For the test to work, health care providers do a blood draw of patients who have come to the emergency room showing symptoms of a flu-like illness. The tube of blood then goes to a microbiology lab in the hospital with a medical device known as a sqidlite.

In the lab, the plasma is spun off and squirted onto a plate, providing health care providers with a result that shows the extent of an inflammatory injury of the lung.

Providers can then use this diagnostic information to determine which patients are in need of more urgent care and should be admitted to hospital, and which patients can be discharged to self-isolate at home, thereby stopping overloading of the health care system, says Keshavjee.

“Everyone is in a race to get a test that will diagnose the virus faster, and the presence of the virus faster. But, what we are looking at is the impact of the virus, or the implication, in terms of helping clinicians decide what might happen next with a particular patient,” he says.

It’s hoped that the use of the device will lead to more rapid triage in the emergency room of patients, says Keshavjee, and the research supported by the CIHR will examine how the use of the device works for this purpose.

The test was originally designed by Keshavjee and his team to identify and measure biomarkers in donor lungs, with the goal of providing a personalized medicine approach to organ assessment for transplant.

Keshavjee says the test – which is being further developed in partnership with the Toronto-based company SQI Diagnostics – is a reflection of the overall move towards personalized medicine.

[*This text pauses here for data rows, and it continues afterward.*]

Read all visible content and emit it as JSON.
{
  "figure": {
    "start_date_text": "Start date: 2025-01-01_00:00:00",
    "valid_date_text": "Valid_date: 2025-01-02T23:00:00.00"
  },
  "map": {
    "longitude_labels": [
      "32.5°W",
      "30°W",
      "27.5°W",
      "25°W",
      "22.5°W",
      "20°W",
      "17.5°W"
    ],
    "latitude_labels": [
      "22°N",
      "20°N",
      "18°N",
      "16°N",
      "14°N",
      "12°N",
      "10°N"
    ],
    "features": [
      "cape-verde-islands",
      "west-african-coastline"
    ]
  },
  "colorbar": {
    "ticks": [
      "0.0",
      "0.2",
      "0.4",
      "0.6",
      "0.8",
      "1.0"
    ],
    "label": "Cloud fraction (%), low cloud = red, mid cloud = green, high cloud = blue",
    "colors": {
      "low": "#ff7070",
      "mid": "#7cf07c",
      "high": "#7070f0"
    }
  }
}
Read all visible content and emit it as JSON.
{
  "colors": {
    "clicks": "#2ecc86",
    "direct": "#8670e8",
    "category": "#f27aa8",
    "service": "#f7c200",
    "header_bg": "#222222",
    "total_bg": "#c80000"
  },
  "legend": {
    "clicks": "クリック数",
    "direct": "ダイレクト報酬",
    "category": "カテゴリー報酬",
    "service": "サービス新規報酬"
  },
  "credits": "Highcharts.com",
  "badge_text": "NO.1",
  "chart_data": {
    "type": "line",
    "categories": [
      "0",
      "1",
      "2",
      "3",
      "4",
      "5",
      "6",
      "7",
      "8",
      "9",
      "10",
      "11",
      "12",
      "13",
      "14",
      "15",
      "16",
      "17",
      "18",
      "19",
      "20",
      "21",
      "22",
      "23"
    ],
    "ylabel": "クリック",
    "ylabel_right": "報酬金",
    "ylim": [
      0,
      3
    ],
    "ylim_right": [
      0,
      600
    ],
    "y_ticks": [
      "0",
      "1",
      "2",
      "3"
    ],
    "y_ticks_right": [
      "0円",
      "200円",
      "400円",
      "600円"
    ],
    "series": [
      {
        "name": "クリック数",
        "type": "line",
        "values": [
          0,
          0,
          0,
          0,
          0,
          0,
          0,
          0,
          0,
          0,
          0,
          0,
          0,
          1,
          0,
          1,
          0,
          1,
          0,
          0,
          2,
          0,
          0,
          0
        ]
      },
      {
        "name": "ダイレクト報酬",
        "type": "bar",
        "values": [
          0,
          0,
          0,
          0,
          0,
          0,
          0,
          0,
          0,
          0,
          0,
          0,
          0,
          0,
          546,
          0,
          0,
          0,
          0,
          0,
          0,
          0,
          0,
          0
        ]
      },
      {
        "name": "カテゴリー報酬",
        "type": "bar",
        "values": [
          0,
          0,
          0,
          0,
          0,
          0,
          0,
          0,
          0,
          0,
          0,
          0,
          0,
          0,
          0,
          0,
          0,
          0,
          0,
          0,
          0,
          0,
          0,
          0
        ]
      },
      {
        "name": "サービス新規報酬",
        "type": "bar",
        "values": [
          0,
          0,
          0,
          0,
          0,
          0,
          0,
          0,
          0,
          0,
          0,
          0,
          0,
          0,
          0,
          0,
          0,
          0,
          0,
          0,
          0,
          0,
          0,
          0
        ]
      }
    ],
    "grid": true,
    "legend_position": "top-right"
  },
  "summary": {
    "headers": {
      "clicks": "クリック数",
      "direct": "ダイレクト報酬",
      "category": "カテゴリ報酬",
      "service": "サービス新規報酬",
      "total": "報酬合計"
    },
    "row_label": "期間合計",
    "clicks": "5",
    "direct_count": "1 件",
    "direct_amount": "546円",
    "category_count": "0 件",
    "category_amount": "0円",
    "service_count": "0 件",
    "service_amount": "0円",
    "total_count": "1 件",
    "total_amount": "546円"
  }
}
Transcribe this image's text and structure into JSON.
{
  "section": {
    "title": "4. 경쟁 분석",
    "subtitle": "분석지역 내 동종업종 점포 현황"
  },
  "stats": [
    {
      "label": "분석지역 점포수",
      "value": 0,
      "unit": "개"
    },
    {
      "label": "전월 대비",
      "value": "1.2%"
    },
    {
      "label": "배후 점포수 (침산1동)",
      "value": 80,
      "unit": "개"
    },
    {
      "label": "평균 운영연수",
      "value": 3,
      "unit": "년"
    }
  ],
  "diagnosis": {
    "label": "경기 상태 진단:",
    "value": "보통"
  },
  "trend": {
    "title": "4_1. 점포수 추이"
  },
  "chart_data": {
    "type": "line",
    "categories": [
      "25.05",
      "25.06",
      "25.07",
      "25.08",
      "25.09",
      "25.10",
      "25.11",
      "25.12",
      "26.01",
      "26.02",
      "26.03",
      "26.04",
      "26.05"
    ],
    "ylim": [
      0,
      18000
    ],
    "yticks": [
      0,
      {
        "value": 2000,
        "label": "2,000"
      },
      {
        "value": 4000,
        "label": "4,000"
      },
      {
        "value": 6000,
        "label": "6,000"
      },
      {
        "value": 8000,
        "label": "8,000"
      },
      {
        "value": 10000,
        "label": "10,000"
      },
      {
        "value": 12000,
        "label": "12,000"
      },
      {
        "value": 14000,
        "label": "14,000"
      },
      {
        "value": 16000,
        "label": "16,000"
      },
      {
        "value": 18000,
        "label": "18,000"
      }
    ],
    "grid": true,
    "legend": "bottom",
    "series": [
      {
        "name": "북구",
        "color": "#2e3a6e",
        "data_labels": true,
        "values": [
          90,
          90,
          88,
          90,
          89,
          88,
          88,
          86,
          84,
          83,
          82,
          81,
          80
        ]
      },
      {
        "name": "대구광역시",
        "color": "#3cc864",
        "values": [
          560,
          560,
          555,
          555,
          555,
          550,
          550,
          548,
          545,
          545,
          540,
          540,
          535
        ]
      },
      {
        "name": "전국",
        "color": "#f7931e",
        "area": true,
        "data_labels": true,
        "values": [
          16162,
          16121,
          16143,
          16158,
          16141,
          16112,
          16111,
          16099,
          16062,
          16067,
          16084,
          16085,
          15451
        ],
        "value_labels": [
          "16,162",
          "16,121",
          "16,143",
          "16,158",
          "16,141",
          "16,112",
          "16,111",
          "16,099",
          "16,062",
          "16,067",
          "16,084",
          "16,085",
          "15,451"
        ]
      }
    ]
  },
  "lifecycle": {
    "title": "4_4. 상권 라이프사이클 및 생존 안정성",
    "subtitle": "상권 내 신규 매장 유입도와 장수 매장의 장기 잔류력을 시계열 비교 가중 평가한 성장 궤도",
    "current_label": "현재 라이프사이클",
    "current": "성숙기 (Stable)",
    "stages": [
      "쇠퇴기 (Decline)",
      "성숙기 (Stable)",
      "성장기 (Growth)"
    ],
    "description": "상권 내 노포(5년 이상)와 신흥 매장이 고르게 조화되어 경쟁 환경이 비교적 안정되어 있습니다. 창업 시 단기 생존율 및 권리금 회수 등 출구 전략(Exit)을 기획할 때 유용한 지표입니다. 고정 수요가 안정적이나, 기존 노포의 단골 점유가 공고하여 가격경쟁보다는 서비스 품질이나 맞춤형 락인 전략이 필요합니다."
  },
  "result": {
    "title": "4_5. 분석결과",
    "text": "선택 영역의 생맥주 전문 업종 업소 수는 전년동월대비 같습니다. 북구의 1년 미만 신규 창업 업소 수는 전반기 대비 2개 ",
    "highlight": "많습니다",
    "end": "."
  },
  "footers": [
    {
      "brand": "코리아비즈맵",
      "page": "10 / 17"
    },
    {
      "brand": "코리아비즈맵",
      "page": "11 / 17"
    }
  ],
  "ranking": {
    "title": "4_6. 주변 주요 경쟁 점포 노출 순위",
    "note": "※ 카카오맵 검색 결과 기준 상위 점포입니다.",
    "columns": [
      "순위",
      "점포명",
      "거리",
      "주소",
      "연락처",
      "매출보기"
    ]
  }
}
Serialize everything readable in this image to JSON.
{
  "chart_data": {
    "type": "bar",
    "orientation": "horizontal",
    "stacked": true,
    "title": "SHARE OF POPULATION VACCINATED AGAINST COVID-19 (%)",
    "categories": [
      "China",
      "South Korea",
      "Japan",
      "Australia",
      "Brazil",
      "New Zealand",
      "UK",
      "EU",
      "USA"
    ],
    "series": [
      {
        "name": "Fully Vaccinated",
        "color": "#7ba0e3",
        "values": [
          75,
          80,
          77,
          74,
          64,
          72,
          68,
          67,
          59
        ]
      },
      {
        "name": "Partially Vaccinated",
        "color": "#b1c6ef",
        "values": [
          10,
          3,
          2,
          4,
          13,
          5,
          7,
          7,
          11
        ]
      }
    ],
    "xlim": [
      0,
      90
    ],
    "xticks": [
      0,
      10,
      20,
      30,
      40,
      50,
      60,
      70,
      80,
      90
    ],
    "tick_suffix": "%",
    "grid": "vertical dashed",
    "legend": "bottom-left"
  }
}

“What we set out to do is to bring personalized medicine or rapid diagnostics to the field of donor organ management, in assessing lungs for transplant,” says Keshavjee. “We set out to develop a test to diagnose problems with donor lungs and predict which ones would have a good outcome and which ones wouldn’t.”

In the new application of the device, it’s being used to identify biomarkers that indicate early lung injuries related to the viral infection of the lungs due to COVID-19, says Keshavjee.

Keshavjee notes the RALI-Dx was created to deliver results in an accelerated way – within minutes, not hours or days, like other molecular diagnostic tests.

“We now have diagnostics in medicine that guide care for many patients in a personalized way,” he says.

Ultimately, Keshavjee would like to be able to get the results within 10 minutes. Right now, the test can deliver results within 40 minutes.

“That’s the huge potential value this device brings to the health care system, not just in diagnosing COVID-19, but in assessing the severity of any flu-like illness,” says Keshavjee. “This research can save lives and save valuable resources in the emergency room and a hospital setting, especially in a pandemic that creates such immense strains on the system.”